Boy Genius Report posted a hands-on video demo of the RIM PlayBook, their new tablet prototype. I say ‘prototype’ since this thing isn’t on the market yet and is still very much half-baked.
The PlayBook looks well thought out with clear influence from both Apple’s iOS in the icon arrangement and homescreen navigation and HP’s (Palm’s) webOS in the tile/card multitasking (you even swipe-up to quit a program). Navigation is clear, transitions are smooth and production quality is tight.
What is yet to be shown is the ecosystem in which the PlayBook lives. The applications to make it more powerful. The software to transfer media easily. The integration of services – how email connects with photos, how maps connect with contacts.
And what of other devices? It would be a shame to put all this effort into the PlayBook without seeing the operating system extend to smartphones.

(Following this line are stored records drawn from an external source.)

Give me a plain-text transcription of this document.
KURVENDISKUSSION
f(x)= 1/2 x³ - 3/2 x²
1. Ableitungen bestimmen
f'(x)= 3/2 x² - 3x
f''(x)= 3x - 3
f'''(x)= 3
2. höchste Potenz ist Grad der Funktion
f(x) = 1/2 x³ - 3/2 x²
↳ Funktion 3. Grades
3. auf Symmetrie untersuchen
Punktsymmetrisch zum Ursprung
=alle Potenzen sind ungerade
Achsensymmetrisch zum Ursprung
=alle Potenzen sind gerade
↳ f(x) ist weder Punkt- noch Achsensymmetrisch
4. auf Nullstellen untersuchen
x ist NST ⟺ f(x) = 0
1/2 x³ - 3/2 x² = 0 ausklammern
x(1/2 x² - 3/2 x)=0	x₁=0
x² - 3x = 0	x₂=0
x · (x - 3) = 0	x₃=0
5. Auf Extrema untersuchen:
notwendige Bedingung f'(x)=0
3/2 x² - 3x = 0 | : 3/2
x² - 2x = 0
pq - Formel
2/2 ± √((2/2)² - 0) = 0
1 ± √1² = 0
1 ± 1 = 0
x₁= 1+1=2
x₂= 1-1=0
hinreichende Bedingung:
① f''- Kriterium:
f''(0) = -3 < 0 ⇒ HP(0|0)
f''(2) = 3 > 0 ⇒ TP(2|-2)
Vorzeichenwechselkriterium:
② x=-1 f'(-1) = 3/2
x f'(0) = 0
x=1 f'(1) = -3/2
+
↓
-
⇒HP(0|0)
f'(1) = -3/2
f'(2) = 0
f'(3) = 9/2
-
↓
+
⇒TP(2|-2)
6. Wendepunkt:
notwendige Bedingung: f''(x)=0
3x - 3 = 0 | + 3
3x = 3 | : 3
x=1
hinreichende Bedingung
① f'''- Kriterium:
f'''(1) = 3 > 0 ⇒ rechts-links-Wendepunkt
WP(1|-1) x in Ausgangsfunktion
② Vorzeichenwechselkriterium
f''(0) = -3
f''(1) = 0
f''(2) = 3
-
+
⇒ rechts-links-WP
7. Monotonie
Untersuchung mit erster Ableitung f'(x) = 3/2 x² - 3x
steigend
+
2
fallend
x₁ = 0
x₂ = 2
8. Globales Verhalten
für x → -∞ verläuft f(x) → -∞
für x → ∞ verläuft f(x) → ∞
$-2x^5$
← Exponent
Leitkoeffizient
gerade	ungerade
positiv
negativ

Steve Jobs confessed to Walt Mossberg at the D8 Conference this past June (at about the 36:30 mark) that they had originally started developing iOS for the iPad, but felt creating a multi-touch mobile phone was more important than a tablet. So they shelved the iPad and focused on the iPhone.
One would think this line of thinking would be equally, if not more important to RIM, given the jeopardy their smartphone devision is in right now with competition from Apple’s iPhone and Google’s Android.
It’s like RIM is in a car race with Apple and Google and instead of fixing their car, they’re in a hangar, creating a new airplane to compete with other airplanes.